After some hesitation I have decided to reply to Mr. G.'s letter. But since it is evident that he is more concerned to maintain his own position (in a sense, the Notes seem to have drawn blood, touching him at several weak points) than to understand the Notes, it seems important that I should keep a certain distance and not come to blows with him; and so I have addressed my reply to you—all my remarks are addressed to the Court.
It is obvious that he has a good knowledge of the Suttas (of which he is perhaps rather proud), and a very poor understanding of the Dhamma. A reply, therefore, that is going to be of any benefit to him (and not simply make the situation worse) needs rather careful wording: it is necessary to convey to him that he is very far from understanding the Dhamma, without actually telling him so in so many words. Whether or not my reply (which avoids his tactical sallies by the strategical manoeuvre of suggesting a profound difference in point of view—which is true—making any discussion of details futile at the present stage) achieves this aim, I really can't say—how does it strike you? Have I said anything that will merely irritate him without shaking his complacency?
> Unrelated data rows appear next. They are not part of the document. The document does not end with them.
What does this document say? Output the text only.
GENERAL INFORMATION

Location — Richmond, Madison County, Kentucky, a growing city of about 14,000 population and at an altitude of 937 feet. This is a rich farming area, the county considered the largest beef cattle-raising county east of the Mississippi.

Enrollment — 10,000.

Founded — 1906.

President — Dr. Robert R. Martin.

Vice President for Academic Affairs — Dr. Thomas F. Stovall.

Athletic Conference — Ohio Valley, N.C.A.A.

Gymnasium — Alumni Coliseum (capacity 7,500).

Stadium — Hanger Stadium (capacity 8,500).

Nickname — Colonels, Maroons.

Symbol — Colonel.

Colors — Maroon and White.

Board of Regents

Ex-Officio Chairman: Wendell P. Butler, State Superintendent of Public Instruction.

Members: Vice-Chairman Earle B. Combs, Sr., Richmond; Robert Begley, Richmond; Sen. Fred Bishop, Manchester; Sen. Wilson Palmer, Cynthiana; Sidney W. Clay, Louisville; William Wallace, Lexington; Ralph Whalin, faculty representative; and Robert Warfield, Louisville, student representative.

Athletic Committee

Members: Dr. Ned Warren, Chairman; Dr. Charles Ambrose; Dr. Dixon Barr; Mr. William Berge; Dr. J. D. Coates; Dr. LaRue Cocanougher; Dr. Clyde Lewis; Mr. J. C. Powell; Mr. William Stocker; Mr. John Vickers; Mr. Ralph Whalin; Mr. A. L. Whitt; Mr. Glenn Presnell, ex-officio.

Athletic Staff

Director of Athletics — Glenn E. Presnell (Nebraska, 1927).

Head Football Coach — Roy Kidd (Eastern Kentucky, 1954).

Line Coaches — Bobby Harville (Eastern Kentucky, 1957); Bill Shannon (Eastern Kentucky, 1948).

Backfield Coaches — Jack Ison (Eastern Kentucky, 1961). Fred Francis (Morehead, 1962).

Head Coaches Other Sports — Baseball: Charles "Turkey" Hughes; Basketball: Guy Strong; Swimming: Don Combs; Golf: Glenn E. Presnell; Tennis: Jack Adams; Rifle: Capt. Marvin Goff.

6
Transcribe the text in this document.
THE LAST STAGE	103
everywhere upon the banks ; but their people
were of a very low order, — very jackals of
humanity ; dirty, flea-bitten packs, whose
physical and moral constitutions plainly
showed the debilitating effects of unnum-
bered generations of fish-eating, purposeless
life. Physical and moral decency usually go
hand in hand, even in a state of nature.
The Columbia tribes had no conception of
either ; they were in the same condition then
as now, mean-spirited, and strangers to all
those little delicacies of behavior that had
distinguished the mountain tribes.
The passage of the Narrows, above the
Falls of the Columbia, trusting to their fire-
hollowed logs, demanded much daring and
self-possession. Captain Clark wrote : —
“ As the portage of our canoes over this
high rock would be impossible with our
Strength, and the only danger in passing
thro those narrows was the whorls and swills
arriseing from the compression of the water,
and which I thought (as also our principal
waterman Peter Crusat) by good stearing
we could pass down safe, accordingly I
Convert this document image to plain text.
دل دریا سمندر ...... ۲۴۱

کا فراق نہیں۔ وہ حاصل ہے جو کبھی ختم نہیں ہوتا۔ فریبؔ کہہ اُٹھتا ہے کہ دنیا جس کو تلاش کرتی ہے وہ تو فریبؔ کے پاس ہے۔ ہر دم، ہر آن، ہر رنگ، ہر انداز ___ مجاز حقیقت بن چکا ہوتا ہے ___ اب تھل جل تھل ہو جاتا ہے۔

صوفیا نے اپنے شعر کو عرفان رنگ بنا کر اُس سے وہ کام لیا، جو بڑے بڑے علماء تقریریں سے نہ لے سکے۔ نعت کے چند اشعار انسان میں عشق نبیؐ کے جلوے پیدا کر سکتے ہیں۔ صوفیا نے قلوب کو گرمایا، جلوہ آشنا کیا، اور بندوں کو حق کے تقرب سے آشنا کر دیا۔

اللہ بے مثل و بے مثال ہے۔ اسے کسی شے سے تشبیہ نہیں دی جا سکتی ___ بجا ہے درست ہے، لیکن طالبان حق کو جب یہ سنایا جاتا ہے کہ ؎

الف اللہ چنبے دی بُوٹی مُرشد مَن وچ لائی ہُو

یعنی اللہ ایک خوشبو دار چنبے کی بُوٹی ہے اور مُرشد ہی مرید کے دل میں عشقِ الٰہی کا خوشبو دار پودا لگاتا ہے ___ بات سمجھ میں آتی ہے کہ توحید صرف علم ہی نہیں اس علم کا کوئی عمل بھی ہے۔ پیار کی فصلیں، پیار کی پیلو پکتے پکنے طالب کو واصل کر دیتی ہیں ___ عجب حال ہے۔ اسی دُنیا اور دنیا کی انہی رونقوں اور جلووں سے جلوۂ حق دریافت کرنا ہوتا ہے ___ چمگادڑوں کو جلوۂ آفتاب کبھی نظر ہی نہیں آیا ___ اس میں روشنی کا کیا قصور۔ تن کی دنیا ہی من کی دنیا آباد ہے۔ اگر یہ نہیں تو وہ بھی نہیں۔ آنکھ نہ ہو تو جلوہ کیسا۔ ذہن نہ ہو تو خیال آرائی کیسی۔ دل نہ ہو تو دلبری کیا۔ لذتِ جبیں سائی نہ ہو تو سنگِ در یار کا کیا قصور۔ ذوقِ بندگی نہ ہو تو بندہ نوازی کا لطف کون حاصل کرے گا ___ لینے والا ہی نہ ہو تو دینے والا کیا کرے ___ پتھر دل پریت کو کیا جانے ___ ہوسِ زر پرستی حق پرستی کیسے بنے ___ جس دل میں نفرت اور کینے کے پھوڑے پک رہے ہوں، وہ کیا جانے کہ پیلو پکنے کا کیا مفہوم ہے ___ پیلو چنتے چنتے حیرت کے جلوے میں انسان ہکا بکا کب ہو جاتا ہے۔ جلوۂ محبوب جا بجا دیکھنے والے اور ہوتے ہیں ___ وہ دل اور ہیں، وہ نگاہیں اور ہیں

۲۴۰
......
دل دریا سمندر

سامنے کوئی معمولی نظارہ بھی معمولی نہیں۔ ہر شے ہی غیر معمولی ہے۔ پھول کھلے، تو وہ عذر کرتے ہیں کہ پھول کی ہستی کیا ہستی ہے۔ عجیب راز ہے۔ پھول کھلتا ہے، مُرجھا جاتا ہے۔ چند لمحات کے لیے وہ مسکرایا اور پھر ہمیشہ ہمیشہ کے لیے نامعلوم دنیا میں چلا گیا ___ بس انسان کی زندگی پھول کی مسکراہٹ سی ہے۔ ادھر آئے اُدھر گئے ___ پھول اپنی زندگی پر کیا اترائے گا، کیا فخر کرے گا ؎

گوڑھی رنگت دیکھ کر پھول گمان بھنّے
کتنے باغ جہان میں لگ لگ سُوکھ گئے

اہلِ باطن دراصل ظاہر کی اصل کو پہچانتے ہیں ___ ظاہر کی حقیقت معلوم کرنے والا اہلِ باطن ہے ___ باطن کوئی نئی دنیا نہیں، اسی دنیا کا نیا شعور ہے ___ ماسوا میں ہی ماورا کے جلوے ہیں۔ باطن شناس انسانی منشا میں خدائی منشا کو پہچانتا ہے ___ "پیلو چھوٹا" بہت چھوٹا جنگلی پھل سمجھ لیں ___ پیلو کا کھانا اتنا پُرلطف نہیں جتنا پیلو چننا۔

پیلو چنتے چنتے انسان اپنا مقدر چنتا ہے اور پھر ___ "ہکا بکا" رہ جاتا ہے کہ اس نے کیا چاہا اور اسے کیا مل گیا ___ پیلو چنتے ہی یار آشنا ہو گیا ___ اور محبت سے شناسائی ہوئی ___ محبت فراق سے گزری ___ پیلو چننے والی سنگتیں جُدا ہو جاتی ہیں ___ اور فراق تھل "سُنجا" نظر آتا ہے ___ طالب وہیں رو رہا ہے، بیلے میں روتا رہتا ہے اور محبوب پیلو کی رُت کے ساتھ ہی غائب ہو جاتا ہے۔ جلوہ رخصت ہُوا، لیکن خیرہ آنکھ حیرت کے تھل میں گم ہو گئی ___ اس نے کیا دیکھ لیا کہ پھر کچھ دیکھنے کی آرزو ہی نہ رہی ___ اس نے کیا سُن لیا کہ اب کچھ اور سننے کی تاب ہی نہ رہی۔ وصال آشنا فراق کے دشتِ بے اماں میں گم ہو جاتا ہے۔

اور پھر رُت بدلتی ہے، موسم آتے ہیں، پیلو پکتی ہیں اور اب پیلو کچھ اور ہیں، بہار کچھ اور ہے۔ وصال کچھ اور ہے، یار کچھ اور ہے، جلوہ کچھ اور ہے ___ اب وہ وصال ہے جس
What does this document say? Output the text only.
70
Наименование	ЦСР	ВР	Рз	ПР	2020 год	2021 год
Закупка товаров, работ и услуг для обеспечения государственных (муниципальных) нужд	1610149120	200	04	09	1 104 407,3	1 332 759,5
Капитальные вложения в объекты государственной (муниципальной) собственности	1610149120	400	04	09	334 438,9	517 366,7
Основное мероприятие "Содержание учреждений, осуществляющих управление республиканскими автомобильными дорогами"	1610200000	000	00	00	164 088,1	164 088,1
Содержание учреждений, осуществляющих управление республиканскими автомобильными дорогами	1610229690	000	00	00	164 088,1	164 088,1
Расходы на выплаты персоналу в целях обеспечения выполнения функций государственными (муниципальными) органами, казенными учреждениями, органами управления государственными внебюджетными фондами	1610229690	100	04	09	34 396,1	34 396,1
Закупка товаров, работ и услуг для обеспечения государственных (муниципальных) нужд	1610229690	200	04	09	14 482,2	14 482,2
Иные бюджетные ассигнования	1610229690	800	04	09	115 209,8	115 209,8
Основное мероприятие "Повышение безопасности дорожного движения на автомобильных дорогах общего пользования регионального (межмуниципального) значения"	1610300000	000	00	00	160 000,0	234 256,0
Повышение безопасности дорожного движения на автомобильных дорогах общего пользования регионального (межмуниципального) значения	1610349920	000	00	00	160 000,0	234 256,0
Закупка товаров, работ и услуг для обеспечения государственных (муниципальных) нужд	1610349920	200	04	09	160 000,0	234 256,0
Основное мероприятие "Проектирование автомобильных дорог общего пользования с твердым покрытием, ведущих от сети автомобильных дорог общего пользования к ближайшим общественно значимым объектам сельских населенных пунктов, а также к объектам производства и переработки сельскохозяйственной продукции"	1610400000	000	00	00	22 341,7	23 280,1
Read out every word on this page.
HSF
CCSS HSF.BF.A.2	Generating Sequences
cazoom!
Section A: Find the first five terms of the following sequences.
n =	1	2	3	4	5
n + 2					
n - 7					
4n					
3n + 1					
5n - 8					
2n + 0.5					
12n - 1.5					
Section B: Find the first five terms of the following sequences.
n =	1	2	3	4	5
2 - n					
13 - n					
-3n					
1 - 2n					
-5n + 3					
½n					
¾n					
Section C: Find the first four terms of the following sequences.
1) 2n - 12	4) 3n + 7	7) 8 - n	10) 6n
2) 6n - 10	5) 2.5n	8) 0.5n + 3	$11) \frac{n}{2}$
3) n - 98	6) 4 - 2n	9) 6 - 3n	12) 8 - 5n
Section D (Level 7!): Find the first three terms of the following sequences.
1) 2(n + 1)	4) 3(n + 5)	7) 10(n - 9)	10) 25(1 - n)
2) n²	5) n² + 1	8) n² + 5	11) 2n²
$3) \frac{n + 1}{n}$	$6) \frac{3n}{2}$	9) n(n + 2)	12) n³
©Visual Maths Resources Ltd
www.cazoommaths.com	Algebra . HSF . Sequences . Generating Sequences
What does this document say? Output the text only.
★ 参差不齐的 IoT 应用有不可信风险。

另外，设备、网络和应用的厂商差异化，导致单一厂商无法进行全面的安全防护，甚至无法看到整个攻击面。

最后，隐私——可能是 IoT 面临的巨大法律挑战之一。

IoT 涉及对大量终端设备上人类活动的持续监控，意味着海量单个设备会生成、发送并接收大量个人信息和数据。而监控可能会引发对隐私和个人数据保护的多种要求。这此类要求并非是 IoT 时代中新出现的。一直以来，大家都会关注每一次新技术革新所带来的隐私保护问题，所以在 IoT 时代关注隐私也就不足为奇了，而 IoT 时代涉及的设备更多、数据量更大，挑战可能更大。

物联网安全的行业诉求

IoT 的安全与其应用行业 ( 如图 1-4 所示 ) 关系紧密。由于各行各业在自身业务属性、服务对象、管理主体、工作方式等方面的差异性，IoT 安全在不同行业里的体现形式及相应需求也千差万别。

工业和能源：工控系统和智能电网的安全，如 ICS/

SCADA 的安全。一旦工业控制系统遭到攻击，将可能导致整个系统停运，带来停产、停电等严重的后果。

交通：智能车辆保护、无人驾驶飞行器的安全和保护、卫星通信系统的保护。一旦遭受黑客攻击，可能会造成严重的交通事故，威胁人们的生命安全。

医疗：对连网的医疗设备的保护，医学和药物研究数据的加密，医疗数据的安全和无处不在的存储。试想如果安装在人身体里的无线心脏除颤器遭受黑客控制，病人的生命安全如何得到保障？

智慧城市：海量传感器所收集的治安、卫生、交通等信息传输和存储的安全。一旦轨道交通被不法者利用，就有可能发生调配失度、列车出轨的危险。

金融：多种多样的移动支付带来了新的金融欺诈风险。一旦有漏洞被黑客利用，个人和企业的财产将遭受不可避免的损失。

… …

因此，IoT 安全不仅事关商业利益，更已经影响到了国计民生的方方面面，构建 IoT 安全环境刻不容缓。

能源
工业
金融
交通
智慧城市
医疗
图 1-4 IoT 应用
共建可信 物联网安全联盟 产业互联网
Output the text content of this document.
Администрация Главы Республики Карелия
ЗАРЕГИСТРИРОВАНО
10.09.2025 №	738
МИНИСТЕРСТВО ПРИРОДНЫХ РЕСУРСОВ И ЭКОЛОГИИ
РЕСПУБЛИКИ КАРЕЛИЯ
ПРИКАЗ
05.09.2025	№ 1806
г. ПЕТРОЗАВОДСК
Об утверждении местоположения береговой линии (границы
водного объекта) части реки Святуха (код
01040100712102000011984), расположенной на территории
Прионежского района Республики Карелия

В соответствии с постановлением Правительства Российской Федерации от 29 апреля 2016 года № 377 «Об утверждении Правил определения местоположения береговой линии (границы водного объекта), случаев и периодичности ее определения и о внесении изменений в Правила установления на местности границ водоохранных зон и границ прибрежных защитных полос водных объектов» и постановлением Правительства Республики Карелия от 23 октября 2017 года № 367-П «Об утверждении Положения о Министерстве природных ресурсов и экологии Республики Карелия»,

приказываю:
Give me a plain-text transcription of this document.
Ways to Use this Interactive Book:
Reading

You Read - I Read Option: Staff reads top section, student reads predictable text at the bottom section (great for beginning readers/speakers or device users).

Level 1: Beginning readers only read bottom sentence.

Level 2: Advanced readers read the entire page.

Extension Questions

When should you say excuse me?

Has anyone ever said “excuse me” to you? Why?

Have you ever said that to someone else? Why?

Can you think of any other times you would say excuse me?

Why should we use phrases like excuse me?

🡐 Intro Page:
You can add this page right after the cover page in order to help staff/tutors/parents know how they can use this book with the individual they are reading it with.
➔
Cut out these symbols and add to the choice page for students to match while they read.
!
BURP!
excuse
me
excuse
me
The myth that was growing up about me here—that my presence was the cause of the good rains that have been enjoyed since I came here—is now being rudely shattered. There has been a shortage of rain in this district, and what little there has been has very carefully (almost by design) avoided Bundala. Perhaps the drought has come in order to demonstrate to the villagers that post hoc ergo propter hoc is a fallacy—or does this supposition itself fall into the same fallacy?